H₂(g) + 2Ni⁻(s)→ H-Ni(s) + H-Ni(s)

And these hydrogens adsorbed onto the nickel can be transferred to the unsaturated double-bonds in oils.

But I'm not sure though if they uses a nickel-coated tank, or nickel beads, or what.

The Crisco does have the most nickel. The could be that they have to use more nickel (per unit of time) to fully saturate an oil. Think about kinetics and how the oils need to randomly make contact with the nickel hydride.
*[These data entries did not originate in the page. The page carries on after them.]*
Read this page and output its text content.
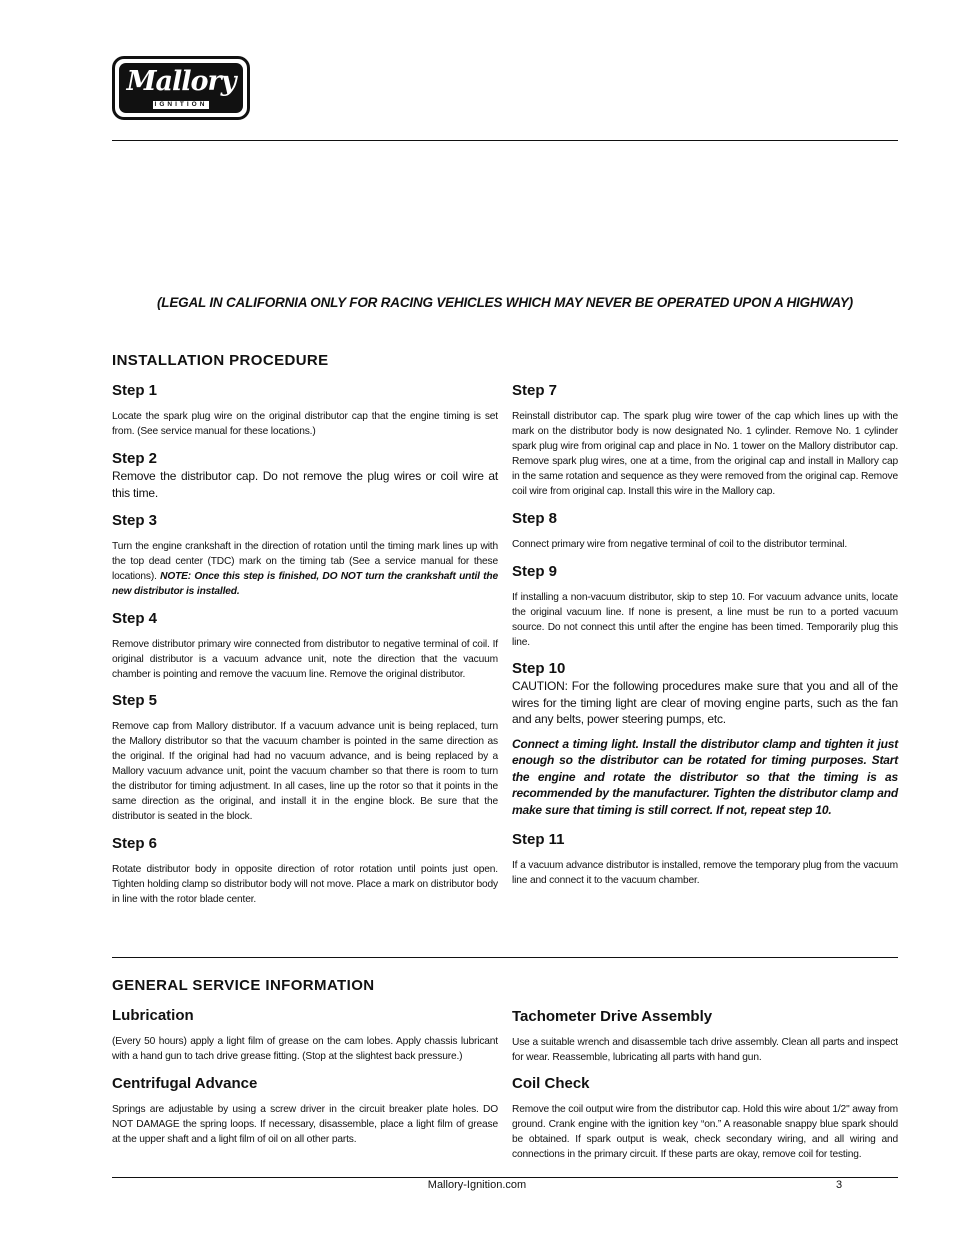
Mallory
IGNITION
(LEGAL IN CALIFORNIA ONLY FOR RACING VEHICLES WHICH MAY NEVER BE OPERATED UPON A HIGHWAY)
INSTALLATION PROCEDURE
Step 1

Locate the spark plug wire on the original distributor cap that the engine timing is set from. (See service manual for these locations.)

Step 2

Remove the distributor cap. Do not remove the plug wires or coil wire at this time.

Step 3

Turn the engine crankshaft in the direction of rotation until the timing mark lines up with the top dead center (TDC) mark on the timing tab (See a service manual for these locations). NOTE: Once this step is finished, DO NOT turn the crankshaft until the new distributor is installed.

Step 4

Remove distributor primary wire connected from distributor to negative terminal of coil. If original distributor is a vacuum advance unit, note the direction that the vacuum chamber is pointing and remove the vacuum line. Remove the original distributor.

Step 5

Remove cap from Mallory distributor. If a vacuum advance unit is being replaced, turn the Mallory distributor so that the vacuum chamber is pointed in the same direction as the original. If the original had had no vacuum advance, and is being replaced by a Mallory vacuum advance unit, point the vacuum chamber so that there is room to turn the distributor for timing adjustment. In all cases, line up the rotor so that it points in the same direction as the original, and install it in the engine block. Be sure that the distributor is seated in the block.

Step 6

Rotate distributor body in opposite direction of rotor rotation until points just open. Tighten holding clamp so distributor body will not move. Place a mark on distributor body in line with the rotor blade center.

Step 7

Reinstall distributor cap. The spark plug wire tower of the cap which lines up with the mark on the distributor body is now designated No. 1 cylinder. Remove No. 1 cylinder spark plug wire from original cap and place in No. 1 tower on the Mallory distributor cap. Remove spark plug wires, one at a time, from the original cap and install in Mallory cap in the same rotation and sequence as they were removed from the original cap. Remove coil wire from original cap. Install this wire in the Mallory cap.

Step 8

Connect primary wire from negative terminal of coil to the distributor terminal.

Step 9

If installing a non-vacuum distributor, skip to step 10. For vacuum advance units, locate the original vacuum line. If none is present, a line must be run to a ported vacuum source. Do not connect this until after the engine has been timed. Temporarily plug this line.

Step 10

CAUTION: For the following procedures make sure that you and all of the wires for the timing light are clear of moving engine parts, such as the fan and any belts, power steering pumps, etc.

Connect a timing light. Install the distributor clamp and tighten it just enough so the distributor can be rotated for timing purposes. Start the engine and rotate the distributor so that the timing is as recommended by the manufacturer. Tighten the distributor clamp and make sure that timing is still correct. If not, repeat step 10.

Step 11

If a vacuum advance distributor is installed, remove the temporary plug from the vacuum line and connect it to the vacuum chamber.

GENERAL SERVICE INFORMATION
Lubrication

(Every 50 hours) apply a light film of grease on the cam lobes. Apply chassis lubricant with a hand gun to tach drive grease fitting. (Stop at the slightest back pressure.)

Centrifugal Advance

Springs are adjustable by using a screw driver in the circuit breaker plate holes. DO NOT DAMAGE the spring loops. If necessary, disassemble, place a light film of grease at the upper shaft and a light film of oil on all other parts.

Tachometer Drive Assembly

Use a suitable wrench and disassemble tach drive assembly. Clean all parts and inspect for wear. Reassemble, lubricating all parts with hand gun.

Coil Check

Remove the coil output wire from the distributor cap. Hold this wire about 1/2" away from ground. Crank engine with the ignition key “on.” A reasonable snappy blue spark should be obtained. If spark output is weak, check secondary wiring, and all wiring and connections in the primary circuit. If these parts are okay, remove coil for testing.

Mallory-Ignition.com	3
You would need more nickel to get the last 5% of unsaturated bonds than the first 5%.

And they would need a higher temperature for the long-chained and fully-saturated Crisco, just to keep it liquid, than they would need for partial hydrogenation of soybean oil.

There might be fundamental reasons why Crisco has the most, but it could also simply be the way the factory is set-up. This might be a fun thing to read about someday.
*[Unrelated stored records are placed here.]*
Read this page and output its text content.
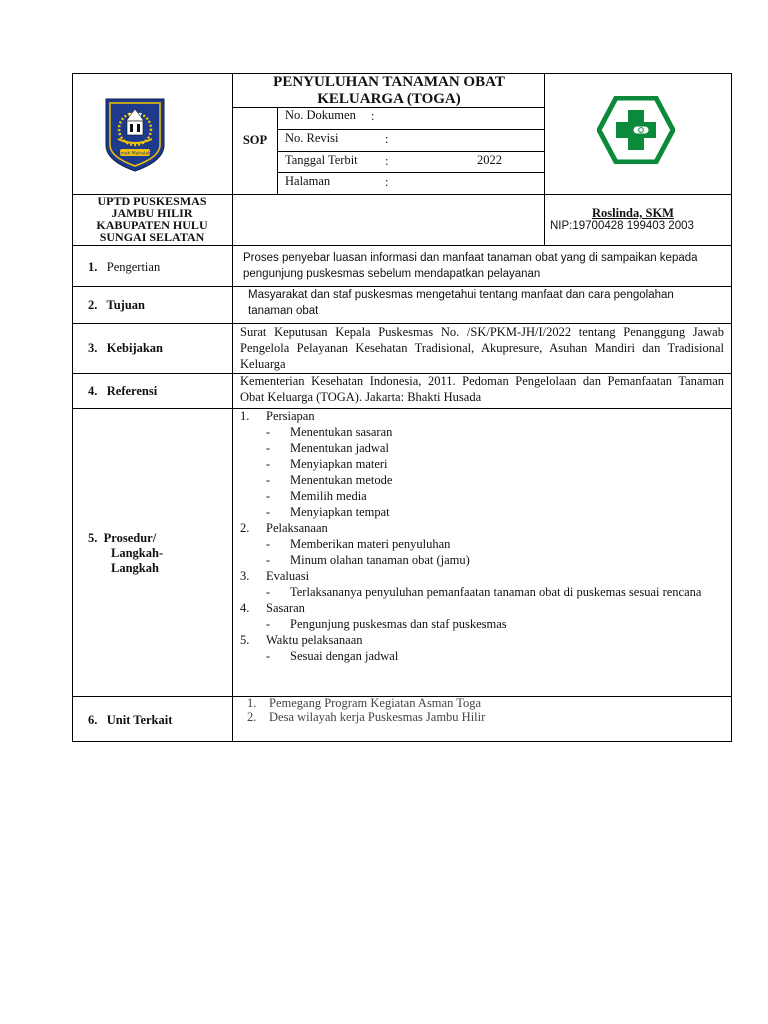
Ramah Mahalabat
PENYULUHAN TANAMAN OBAT KELUARGA (TOGA)
SOP
No. Dokumen :
No. Revisi	:
Tanggal Terbit :	2022
Halaman	:
UPTD PUSKESMAS JAMBU HILIR KABUPATEN HULU SUNGAI SELATAN
Roslinda, SKM
NIP:19700428 199403 2003
1. Pengertian
Proses penyebar luasan informasi dan manfaat tanaman obat yang di sampaikan kepada pengunjung puskesmas sebelum mendapatkan pelayanan
2. Tujuan
Masyarakat dan staf puskesmas mengetahui tentang manfaat dan cara pengolahan tanaman obat
3. Kebijakan
Surat Keputusan Kepala Puskesmas No. /SK/PKM-JH/I/2022 tentang Penanggung Jawab Pengelola Pelayanan Kesehatan Tradisional, Akupresure, Asuhan Mandiri dan Tradisional Keluarga
4. Referensi
Kementerian Kesehatan Indonesia, 2011. Pedoman Pengelolaan dan Pemanfaatan Tanaman Obat Keluarga (TOGA). Jakarta: Bhakti Husada
5. Prosedur/
Langkah-
Langkah
1. Persiapan
- Menentukan sasaran
- Menentukan jadwal
- Menyiapkan materi
- Menentukan metode
- Memilih media
- Menyiapkan tempat
2. Pelaksanaan
- Memberikan materi penyuluhan
- Minum olahan tanaman obat (jamu)
3. Evaluasi
-	Terlaksananya penyuluhan pemanfaatan tanaman obat di puskemas sesuai rencana
4. Sasaran
- Pengunjung puskesmas dan staf puskesmas
5. Waktu pelaksanaan
- Sesuai dengan jadwal
6. Unit Terkait
1. Pemegang Program Kegiatan Asman Toga
2. Desa wilayah kerja Puskesmas Jambu Hilir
[Maybe we can team-up with Dave Asprey and tell everyone we have a proprietary technique to create nickel-free fully-saturated oils! LOL...not.]

Okay, I got curious and did a patent search. They might be using meshes now to pass oil through the meshes. This is how they create the Raney nickel catalyst:

Raney nickel is a well-known hydrogenation catalyst which was described originally in U.S. Pat. No. 1,638,190 issued to Raney on May 10, 1927. Raney nickel is prepared by alloying nickel and aluminum and leaching out the aluminum with alkali to expose nickel as a finely divided porous solid in which form nickel is an effective hydrogenation catalyst.

US4513149A - Raney nickel alloy expanded mesh hydrogenation catalysts - Google Patents

The patent details creating a mesh with a porous nickel coating. This is probably why there is so much nickel contamination, the nickel metal is made porous to increase the surface area. You might expect a few nanoparticles to break off under the high viscosity of the oil.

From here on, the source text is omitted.